Senza attendere risposta si staccò dagli altri e, tenendosi a distanza, seguì la religiosa attraverso un corridoio debolmente illuminato dalle candele.

Il suo intuito non aveva sbagliato: non appena la suora pensò di essere sola la zoppia scomparve, sostituita dal passo svelto e agile di una persona giovane e piena di energie. Cordelia la seguì in silenzio, appiattendosi nella semioscurità, senza movimenti bruschi. Dopo una svolta, vide una porticina di legno socchiusa che dava su un cortile vuoto, a parte l’erba bruciata dal freddo e una vera da pozzo solitaria.

Si guardò intorno, i cori provenienti dalla chiesa coprivano il flebile lamento dei moribondi. Colse un movimento alla propria destra: un gatto balzò da dietro il pozzo strappandole un sorriso di sollievo, che si gelò non appena sentì qualcuno alle proprie spalle. Fece in tempo a scansarsi e il colpo diretto alla testa la raggiunse a una spalla, altrimenti le avrebbe causato l’immediata perdita dei sensi.

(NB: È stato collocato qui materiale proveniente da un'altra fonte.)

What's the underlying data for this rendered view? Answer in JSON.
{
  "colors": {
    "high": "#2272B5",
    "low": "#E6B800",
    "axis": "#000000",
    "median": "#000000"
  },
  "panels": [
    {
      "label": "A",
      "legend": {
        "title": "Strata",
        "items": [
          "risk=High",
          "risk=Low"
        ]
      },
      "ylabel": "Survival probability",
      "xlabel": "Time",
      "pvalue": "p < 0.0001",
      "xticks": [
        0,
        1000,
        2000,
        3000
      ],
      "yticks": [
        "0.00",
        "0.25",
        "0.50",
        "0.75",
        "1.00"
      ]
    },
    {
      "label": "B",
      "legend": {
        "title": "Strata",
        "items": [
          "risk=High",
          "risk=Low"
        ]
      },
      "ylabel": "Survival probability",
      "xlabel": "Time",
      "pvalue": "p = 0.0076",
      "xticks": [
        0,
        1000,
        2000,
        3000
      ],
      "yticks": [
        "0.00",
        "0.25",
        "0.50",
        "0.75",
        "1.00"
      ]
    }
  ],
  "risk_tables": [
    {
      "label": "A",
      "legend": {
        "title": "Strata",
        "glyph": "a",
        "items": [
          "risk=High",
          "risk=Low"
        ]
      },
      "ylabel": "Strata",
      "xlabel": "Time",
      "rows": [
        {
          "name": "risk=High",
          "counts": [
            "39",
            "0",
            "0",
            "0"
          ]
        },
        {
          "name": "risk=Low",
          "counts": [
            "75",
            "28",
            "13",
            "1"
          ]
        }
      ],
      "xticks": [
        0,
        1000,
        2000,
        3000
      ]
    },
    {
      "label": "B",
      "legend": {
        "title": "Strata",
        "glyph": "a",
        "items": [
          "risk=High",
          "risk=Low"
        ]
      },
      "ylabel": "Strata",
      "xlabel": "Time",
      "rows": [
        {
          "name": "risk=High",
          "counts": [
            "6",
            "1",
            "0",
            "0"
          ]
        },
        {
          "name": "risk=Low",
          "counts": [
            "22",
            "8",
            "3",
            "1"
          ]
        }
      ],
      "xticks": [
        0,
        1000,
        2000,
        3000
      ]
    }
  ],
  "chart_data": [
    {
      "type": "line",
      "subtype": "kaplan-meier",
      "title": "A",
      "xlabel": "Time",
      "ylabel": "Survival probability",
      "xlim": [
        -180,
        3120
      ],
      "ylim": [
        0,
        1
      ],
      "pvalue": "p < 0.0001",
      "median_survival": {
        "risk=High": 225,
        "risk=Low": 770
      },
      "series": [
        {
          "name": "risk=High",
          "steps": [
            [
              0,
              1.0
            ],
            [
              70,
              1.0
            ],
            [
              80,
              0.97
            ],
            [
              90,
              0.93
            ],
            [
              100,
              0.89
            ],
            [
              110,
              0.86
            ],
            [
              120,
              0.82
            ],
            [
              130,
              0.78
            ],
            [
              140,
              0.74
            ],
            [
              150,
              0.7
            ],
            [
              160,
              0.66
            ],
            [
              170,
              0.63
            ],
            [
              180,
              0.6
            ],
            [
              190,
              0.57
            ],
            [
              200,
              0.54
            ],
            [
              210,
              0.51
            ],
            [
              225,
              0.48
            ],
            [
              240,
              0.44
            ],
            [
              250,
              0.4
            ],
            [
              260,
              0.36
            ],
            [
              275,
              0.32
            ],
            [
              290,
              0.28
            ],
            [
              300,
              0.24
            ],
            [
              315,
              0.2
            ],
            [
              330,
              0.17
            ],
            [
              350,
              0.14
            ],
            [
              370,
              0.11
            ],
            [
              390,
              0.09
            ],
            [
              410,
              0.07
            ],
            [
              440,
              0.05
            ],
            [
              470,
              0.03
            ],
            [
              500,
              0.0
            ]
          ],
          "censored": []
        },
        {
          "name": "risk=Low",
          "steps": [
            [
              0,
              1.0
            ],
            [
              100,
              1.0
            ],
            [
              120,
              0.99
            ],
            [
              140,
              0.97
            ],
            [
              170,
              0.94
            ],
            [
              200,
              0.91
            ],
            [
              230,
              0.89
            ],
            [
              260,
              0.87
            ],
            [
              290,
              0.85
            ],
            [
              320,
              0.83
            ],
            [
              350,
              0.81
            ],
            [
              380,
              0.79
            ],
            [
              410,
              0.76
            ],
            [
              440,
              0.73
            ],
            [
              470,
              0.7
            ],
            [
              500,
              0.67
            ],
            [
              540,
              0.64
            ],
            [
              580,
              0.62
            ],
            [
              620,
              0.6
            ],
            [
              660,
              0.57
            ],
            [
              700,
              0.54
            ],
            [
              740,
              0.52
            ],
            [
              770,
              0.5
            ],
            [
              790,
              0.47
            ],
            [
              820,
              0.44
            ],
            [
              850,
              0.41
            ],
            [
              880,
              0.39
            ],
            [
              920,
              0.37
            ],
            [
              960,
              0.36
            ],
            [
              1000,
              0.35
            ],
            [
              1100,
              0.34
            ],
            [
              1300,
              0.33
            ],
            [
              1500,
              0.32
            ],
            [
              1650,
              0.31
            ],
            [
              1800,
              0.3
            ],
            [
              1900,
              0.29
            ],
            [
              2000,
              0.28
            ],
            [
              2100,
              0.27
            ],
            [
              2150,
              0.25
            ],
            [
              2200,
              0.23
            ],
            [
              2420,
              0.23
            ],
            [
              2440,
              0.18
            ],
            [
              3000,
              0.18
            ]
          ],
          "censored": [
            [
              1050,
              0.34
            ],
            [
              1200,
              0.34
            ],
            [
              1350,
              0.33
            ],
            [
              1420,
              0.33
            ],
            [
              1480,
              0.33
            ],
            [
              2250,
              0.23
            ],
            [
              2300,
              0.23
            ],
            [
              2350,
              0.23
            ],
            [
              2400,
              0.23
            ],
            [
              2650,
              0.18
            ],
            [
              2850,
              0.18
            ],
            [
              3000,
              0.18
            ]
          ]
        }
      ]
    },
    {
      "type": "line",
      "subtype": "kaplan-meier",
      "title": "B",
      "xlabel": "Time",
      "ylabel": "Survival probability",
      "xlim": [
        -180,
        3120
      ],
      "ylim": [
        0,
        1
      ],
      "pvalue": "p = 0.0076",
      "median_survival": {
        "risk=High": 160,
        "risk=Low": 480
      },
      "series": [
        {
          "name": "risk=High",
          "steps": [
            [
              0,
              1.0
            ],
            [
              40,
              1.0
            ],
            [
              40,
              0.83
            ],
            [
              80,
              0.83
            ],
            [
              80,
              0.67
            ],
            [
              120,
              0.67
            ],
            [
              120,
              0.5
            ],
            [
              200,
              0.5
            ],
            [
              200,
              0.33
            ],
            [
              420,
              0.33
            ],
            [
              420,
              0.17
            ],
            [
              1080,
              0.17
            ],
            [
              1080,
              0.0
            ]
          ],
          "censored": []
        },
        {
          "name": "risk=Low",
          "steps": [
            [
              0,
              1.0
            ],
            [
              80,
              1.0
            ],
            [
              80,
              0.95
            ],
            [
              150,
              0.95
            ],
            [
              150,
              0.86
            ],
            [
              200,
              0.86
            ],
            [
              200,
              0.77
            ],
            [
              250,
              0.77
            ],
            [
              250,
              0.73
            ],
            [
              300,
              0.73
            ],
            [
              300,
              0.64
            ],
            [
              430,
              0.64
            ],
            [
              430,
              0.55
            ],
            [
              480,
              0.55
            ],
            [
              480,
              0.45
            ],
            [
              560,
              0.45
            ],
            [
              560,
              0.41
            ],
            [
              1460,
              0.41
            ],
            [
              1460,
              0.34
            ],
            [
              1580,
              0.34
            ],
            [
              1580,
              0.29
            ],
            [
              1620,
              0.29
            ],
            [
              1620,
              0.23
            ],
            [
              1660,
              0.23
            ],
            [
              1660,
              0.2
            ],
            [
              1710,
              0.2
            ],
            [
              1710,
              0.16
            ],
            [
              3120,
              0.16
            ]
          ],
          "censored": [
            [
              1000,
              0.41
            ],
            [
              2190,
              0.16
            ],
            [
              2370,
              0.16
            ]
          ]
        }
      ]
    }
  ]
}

Si voltò e bloccò un attacco con l’avambraccio sinistro, caricò il pugno destro che però l’altra deviò verso l’esterno. La donna le girò rapidamente intorno e l’afferrò per entrambi i gomiti, bloccandole le braccia dietro la schiena. Cordelia scalciò indietro, ma l’altra era così abile che i suoi piedi toccarono soltanto la tela della veste religiosa. Voltando la testa vide lampeggiare qualcosa, che poteva essere un’arma come un ago. Raddoppiò gli sforzi e riuscì ad agganciarle una gamba con la caviglia, piegò la testa all’indietro di scatto e le diede un colpo secco. Quella si lasciò sfuggire un verso di dolore e allentò un poco la presa sui polsi. Fu sufficiente: Cordelia riuscì a liberarsi e si girò afferrandola e sbattendola contro il muro. Il velo da suora cadde sull’erba insieme a ciuffi grigi di capelli posticci. Le due donne si guardarono e Cordelia spalancò la bocca, sbalordita.

«Voi!» esclamò, indietreggiando di un passo. «Non è possibile.»